Gian Guido Vecchio, Corriere della Sera 04/03/2009, 4 marzo 2009
CITT DEL VATICANO
In tempi di crisi, e mentre Benedetto XVI invoca un «codice etico comune» contro l’«idolatria» del denaro, può venir buona anche la shar’ia e la sua proibizione di far soldi con i soldi: «I principi etici che sono alla base della finanza islamica potrebbero riportare le banche più vicine alla clientela e al vero spirito di servizio che dovrebbe contraddistinguere ogni servizio bancario». Lo scrive l’Osservatore Romano
(«Dalla finanza islamica proposte e idee per l’Occidente in crisi») anticipando un articolo di Loretta Napoleoni e Claudia Segre che sarà pubblicato su
Vita e Pensiero, rivista dell’Università Cattolica.

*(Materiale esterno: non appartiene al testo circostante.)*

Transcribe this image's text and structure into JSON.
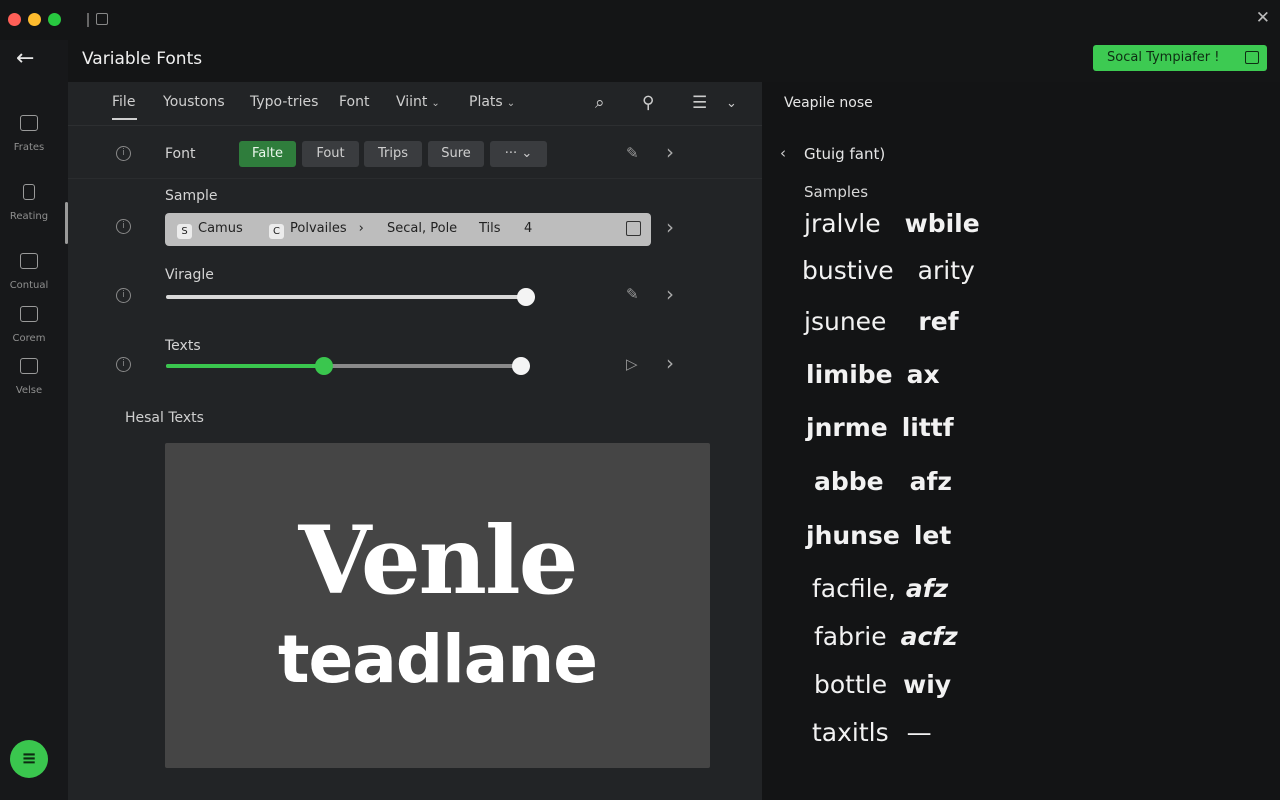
{
  "app": {
    "title": "Variable Fonts",
    "cta_label": "Socal Tympiafer  !"
  },
  "rail": {
    "items": [
      {
        "label": "Frates",
        "icon": "document-icon"
      },
      {
        "label": "Reating",
        "icon": "file-icon"
      },
      {
        "label": "Contual",
        "icon": "panels-icon"
      },
      {
        "label": "Corem",
        "icon": "layers-icon"
      },
      {
        "label": "Velse",
        "icon": "copy-icon"
      }
    ]
  },
  "menu": {
    "items": [
      {
        "label": "File"
      },
      {
        "label": "Youstons"
      },
      {
        "label": "Typo-tries"
      },
      {
        "label": "Font"
      },
      {
        "label": "Viint",
        "caret": "⌄"
      },
      {
        "label": "Plats",
        "caret": "⌄"
      }
    ]
  },
  "font_row": {
    "label": "Font",
    "chips": [
      "Falte",
      "Fout",
      "Trips",
      "Sure",
      "···"
    ],
    "active_chip": "Falte"
  },
  "sample_row": {
    "label": "Sample",
    "items": [
      {
        "badge": "S",
        "text": "Camus"
      },
      {
        "badge": "C",
        "text": "Polvailes"
      },
      {
        "badge": "",
        "text": "Secal, Pole"
      },
      {
        "badge": "",
        "text": "Tils"
      },
      {
        "badge": "",
        "text": "4"
      }
    ]
  },
  "virage_row": {
    "label": "Viragle",
    "value": 1.0
  },
  "texts_row": {
    "label": "Texts",
    "low": 0.43,
    "high": 1.0
  },
  "preview": {
    "title": "Hesal Texts",
    "line1": "Venle",
    "line2": "teadlane"
  },
  "right_panel": {
    "title": "Veapile nose",
    "back_label": "Gtuig fant)",
    "samples_label": "Samples",
    "specimens": [
      {
        "a": "jralvle",
        "b": "wbile"
      },
      {
        "a": "bustive",
        "b": "arity"
      },
      {
        "a": "jsunee",
        "b": "ref"
      },
      {
        "a": "limibe",
        "b": "ax"
      },
      {
        "a": "jnrme",
        "b": "littf"
      },
      {
        "a": "abbe",
        "b": "afz"
      },
      {
        "a": "jhunse",
        "b": "let"
      },
      {
        "a": "facfile,",
        "b": "afz"
      },
      {
        "a": "fabrie",
        "b": "acfz"
      },
      {
        "a": "bottle",
        "b": "wiy"
      },
      {
        "a": "taxitls",
        "b": "—"
      }
    ]
  }
}
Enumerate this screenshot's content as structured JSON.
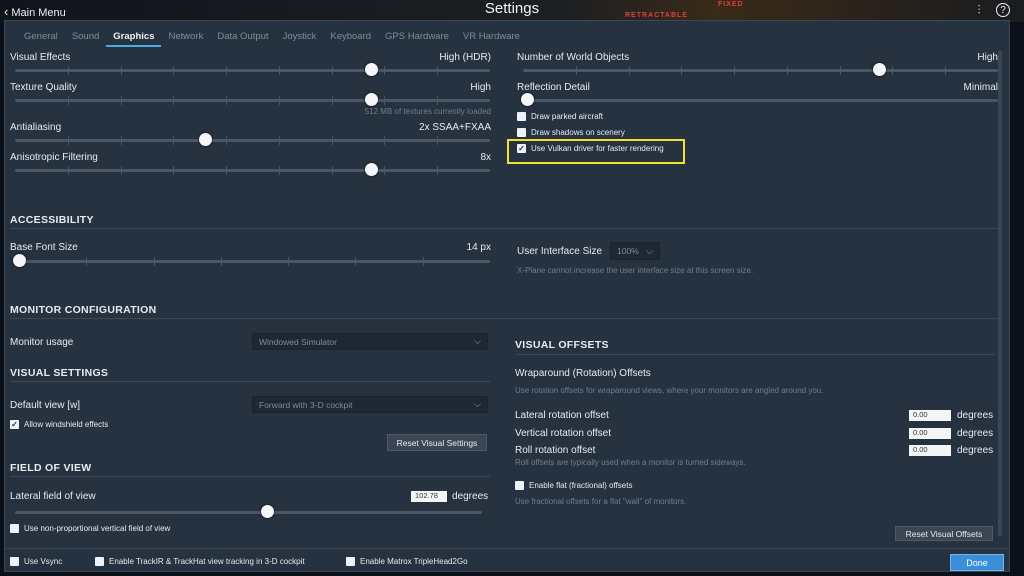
{
  "header": {
    "back_label": "Main Menu",
    "title": "Settings",
    "cockpit_word_1": "RETRACTABLE",
    "cockpit_word_2": "FIXED"
  },
  "tabs": [
    "General",
    "Sound",
    "Graphics",
    "Network",
    "Data Output",
    "Joystick",
    "Keyboard",
    "GPS Hardware",
    "VR Hardware"
  ],
  "active_tab": "Graphics",
  "graphics_left": {
    "visual_effects": {
      "label": "Visual Effects",
      "value": "High (HDR)",
      "level": 0.75
    },
    "texture_quality": {
      "label": "Texture Quality",
      "value": "High",
      "note": "512 MB of textures currently loaded",
      "level": 0.75
    },
    "antialiasing": {
      "label": "Antialiasing",
      "value": "2x SSAA+FXAA",
      "level": 0.4
    },
    "anisotropic": {
      "label": "Anisotropic Filtering",
      "value": "8x",
      "level": 0.75
    }
  },
  "graphics_right": {
    "world_objects": {
      "label": "Number of World Objects",
      "value": "High",
      "level": 0.75
    },
    "reflection": {
      "label": "Reflection Detail",
      "value": "Minimal",
      "level": 0.0
    },
    "draw_parked": "Draw parked aircraft",
    "draw_shadows": "Draw shadows on scenery",
    "vulkan": "Use Vulkan driver for faster rendering"
  },
  "accessibility": {
    "header": "ACCESSIBILITY",
    "font_size_label": "Base Font Size",
    "font_size_value": "14 px",
    "font_level": 0.0,
    "ui_size_label": "User Interface Size",
    "ui_size_value": "100%",
    "ui_size_note": "X-Plane cannot increase the user interface size at this screen size."
  },
  "monitor": {
    "header": "MONITOR CONFIGURATION",
    "usage_label": "Monitor usage",
    "usage_value": "Windowed Simulator"
  },
  "visual_settings": {
    "header": "VISUAL SETTINGS",
    "default_view_label": "Default view [w]",
    "default_view_value": "Forward with 3-D cockpit",
    "windshield": "Allow windshield effects",
    "reset_button": "Reset Visual Settings"
  },
  "fov": {
    "header": "FIELD OF VIEW",
    "lateral_label": "Lateral field of view",
    "lateral_value": "102.78",
    "unit": "degrees",
    "level": 0.54,
    "nonprop_partial": "Use non-proportional vertical field of view"
  },
  "visual_offsets": {
    "header": "VISUAL OFFSETS",
    "wrap_title": "Wraparound (Rotation) Offsets",
    "wrap_desc": "Use rotation offsets for wraparound views, where your monitors are angled around you.",
    "lateral_label": "Lateral rotation offset",
    "lateral_value": "0.00",
    "vertical_label": "Vertical rotation offset",
    "vertical_value": "0.00",
    "roll_label": "Roll rotation offset",
    "roll_value": "0.00",
    "roll_note": "Roll offsets are typically used when a monitor is turned sideways.",
    "unit": "degrees",
    "flat_label": "Enable flat (fractional) offsets",
    "flat_desc": "Use fractional offsets for a flat \"wall\" of monitors.",
    "reset_partial": "Reset Visual Offsets"
  },
  "footer": {
    "vsync": "Use Vsync",
    "trackir": "Enable TrackIR & TrackHat view tracking in 3-D cockpit",
    "matrox": "Enable Matrox TripleHead2Go",
    "done": "Done"
  },
  "colors": {
    "panel": "#26323f",
    "accent": "#4aa8e8",
    "highlight": "#f0e22a",
    "done": "#3a8fd8"
  }
}
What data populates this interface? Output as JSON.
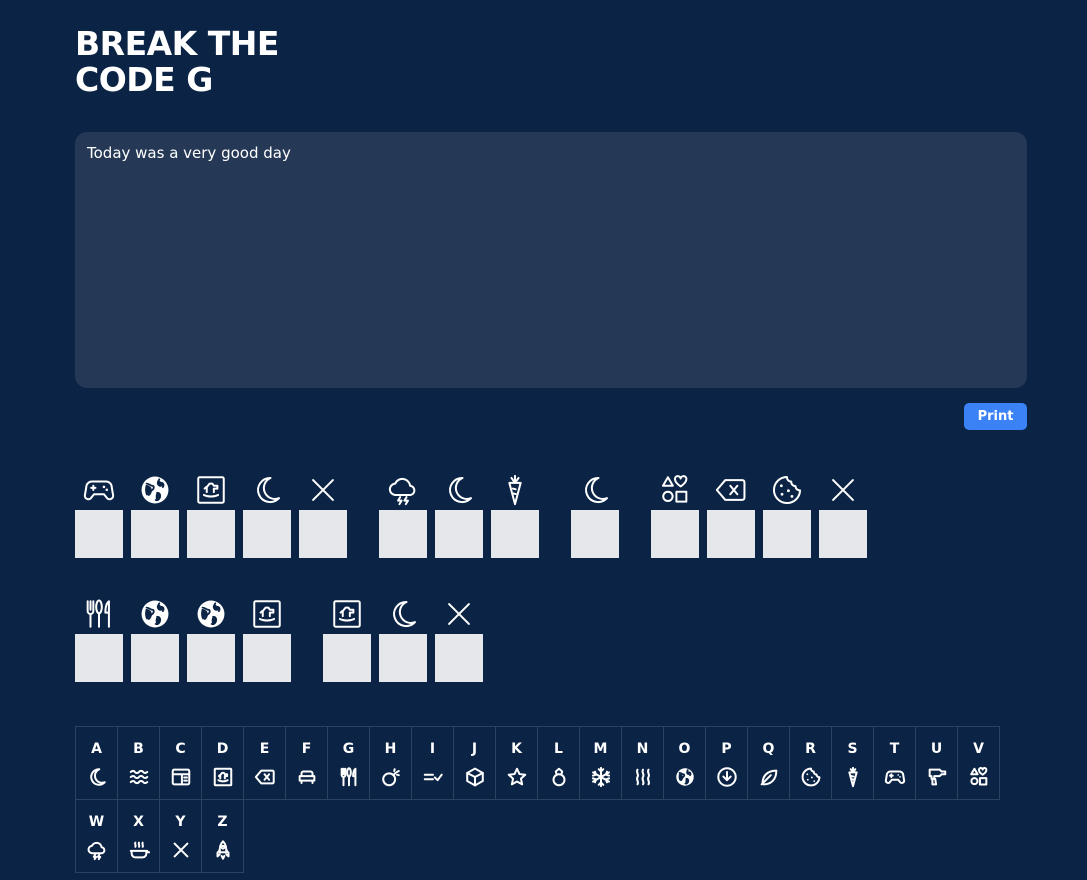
{
  "title": "BREAK THE CODE G",
  "title_lines": [
    "BREAK THE",
    "CODE G"
  ],
  "message": "Today was a very good day",
  "print_label": "Print",
  "colors": {
    "background": "#0b2344",
    "textarea": "#253956",
    "accent": "#3b82f6",
    "box": "#e5e7eb"
  },
  "puzzle": [
    [
      [
        "gamepad-icon",
        "globe-icon",
        "rocking-horse-icon",
        "moon-icon",
        "x-icon"
      ],
      [
        "storm-cloud-icon",
        "moon-icon",
        "carrot-icon"
      ],
      [
        "moon-icon"
      ],
      [
        "shapes-icon",
        "backspace-icon",
        "cookie-icon",
        "x-icon"
      ]
    ],
    [
      [
        "cutlery-icon",
        "globe-icon",
        "globe-icon",
        "rocking-horse-icon"
      ],
      [
        "rocking-horse-icon",
        "moon-icon",
        "x-icon"
      ]
    ]
  ],
  "key": [
    {
      "letter": "A",
      "icon": "moon-icon"
    },
    {
      "letter": "B",
      "icon": "waves-icon"
    },
    {
      "letter": "C",
      "icon": "layout-icon"
    },
    {
      "letter": "D",
      "icon": "rocking-horse-icon"
    },
    {
      "letter": "E",
      "icon": "backspace-icon"
    },
    {
      "letter": "F",
      "icon": "sofa-icon"
    },
    {
      "letter": "G",
      "icon": "cutlery-icon"
    },
    {
      "letter": "H",
      "icon": "bomb-icon"
    },
    {
      "letter": "I",
      "icon": "equal-check-icon"
    },
    {
      "letter": "J",
      "icon": "cube-icon"
    },
    {
      "letter": "K",
      "icon": "star-icon"
    },
    {
      "letter": "L",
      "icon": "ring-icon"
    },
    {
      "letter": "M",
      "icon": "snowflake-icon"
    },
    {
      "letter": "N",
      "icon": "heat-waves-icon"
    },
    {
      "letter": "O",
      "icon": "globe-icon"
    },
    {
      "letter": "P",
      "icon": "download-circle-icon"
    },
    {
      "letter": "Q",
      "icon": "leaf-icon"
    },
    {
      "letter": "R",
      "icon": "cookie-icon"
    },
    {
      "letter": "S",
      "icon": "carrot-icon"
    },
    {
      "letter": "T",
      "icon": "gamepad-icon"
    },
    {
      "letter": "U",
      "icon": "drill-icon"
    },
    {
      "letter": "V",
      "icon": "shapes-icon"
    },
    {
      "letter": "W",
      "icon": "storm-cloud-icon"
    },
    {
      "letter": "X",
      "icon": "cooking-pot-icon"
    },
    {
      "letter": "Y",
      "icon": "x-icon"
    },
    {
      "letter": "Z",
      "icon": "rocket-icon"
    }
  ]
}
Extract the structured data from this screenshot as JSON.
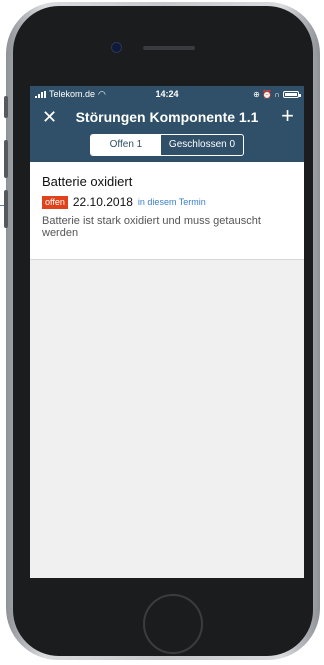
{
  "statusbar": {
    "carrier": "Telekom.de",
    "time": "14:24",
    "right_icons": "⊕ ⏰ ∩"
  },
  "navbar": {
    "title": "Störungen Komponente 1.1",
    "close_glyph": "✕",
    "add_glyph": "+"
  },
  "tabs": [
    {
      "label": "Offen 1",
      "active": true
    },
    {
      "label": "Geschlossen 0",
      "active": false
    }
  ],
  "issues": [
    {
      "title": "Batterie oxidiert",
      "status": "offen",
      "date": "22.10.2018",
      "link": "in diesem Termin",
      "description": "Batterie ist stark oxidiert und muss getauscht werden"
    }
  ],
  "colors": {
    "primary": "#2f5068",
    "badge": "#e0431c",
    "link": "#3a7fc8"
  }
}
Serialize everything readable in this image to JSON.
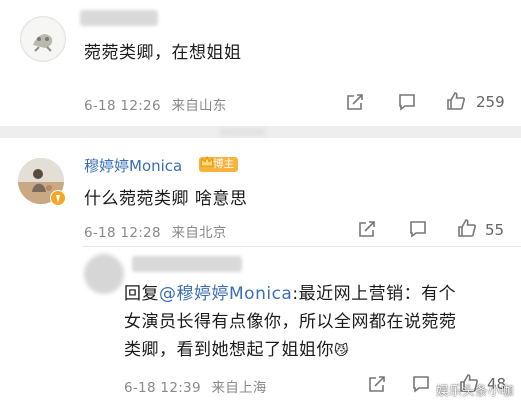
{
  "comment1": {
    "text": "菀菀类卿，在想姐姐",
    "date": "6-18 12:26",
    "location": "来自山东",
    "like_count": "259"
  },
  "comment2": {
    "username": "穆婷婷Monica",
    "badge": "博主",
    "text": "什么菀菀类卿 啥意思",
    "date": "6-18 12:28",
    "location": "来自北京",
    "like_count": "55"
  },
  "reply": {
    "prefix": "回复",
    "mention": "@穆婷婷Monica",
    "text_line1": ":最近网上营销：有个",
    "text_line2": "女演员长得有点像你，所以全网都在说菀菀",
    "text_line3": "类卿，看到她想起了姐姐你",
    "emoji": "😼",
    "date": "6-18 12:39",
    "location": "来自上海",
    "like_count": "48"
  },
  "watermark": "娱乐头条小咖",
  "colors": {
    "link": "#3a6fb7",
    "badge": "#f7b33b",
    "meta_gray": "#8a8a8a"
  }
}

Strano? Meno di quanto si possa pensare, se si considera che «le grandi religioni hanno sempre avuto un tratto comune: l’attenzione alla dimensione umana dell’economia», spiega Giovanni Maria Vian, direttore del quotidiano della Santa Sede. «Pensiamo ai francescani e alla nascita dei Monti di Pietà nel Medioevo: la banca non è "cattiva", dipende da cosa fa». Il modello islamico, scrivono le autrici, proibisce la riba, «l’interesse caricato da chi presta denaro». I soldi «sono mezzi o strumento produttivo» ed è questo «il principio applicato nelle obbligazioni cosiddette sukuk. Il sukuk è collegato sempre all’investimento reale, per esempio per pagare la costruzione di una casa o immobile, e mai a scopi speculativi». Per questo può funzionare: considerata la «crisi di fiducia» generale, «il sistema bancario internazionale ha bisogno di strumenti che riportino al centro l’etica del business e permettano di raccogliere liquidità e aiutare a ricostruire la reputazione di un modello capitalistico che ha fallito». Alle banche occidentali, insomma, converrebbe: «Rispetto alla crisi del ’29 si è formato per reazione un eccesso di liquidità stagnante che deve essere rimessa in moto e il
sukuk potrebbe essere un veicolo adatto a tale scopo».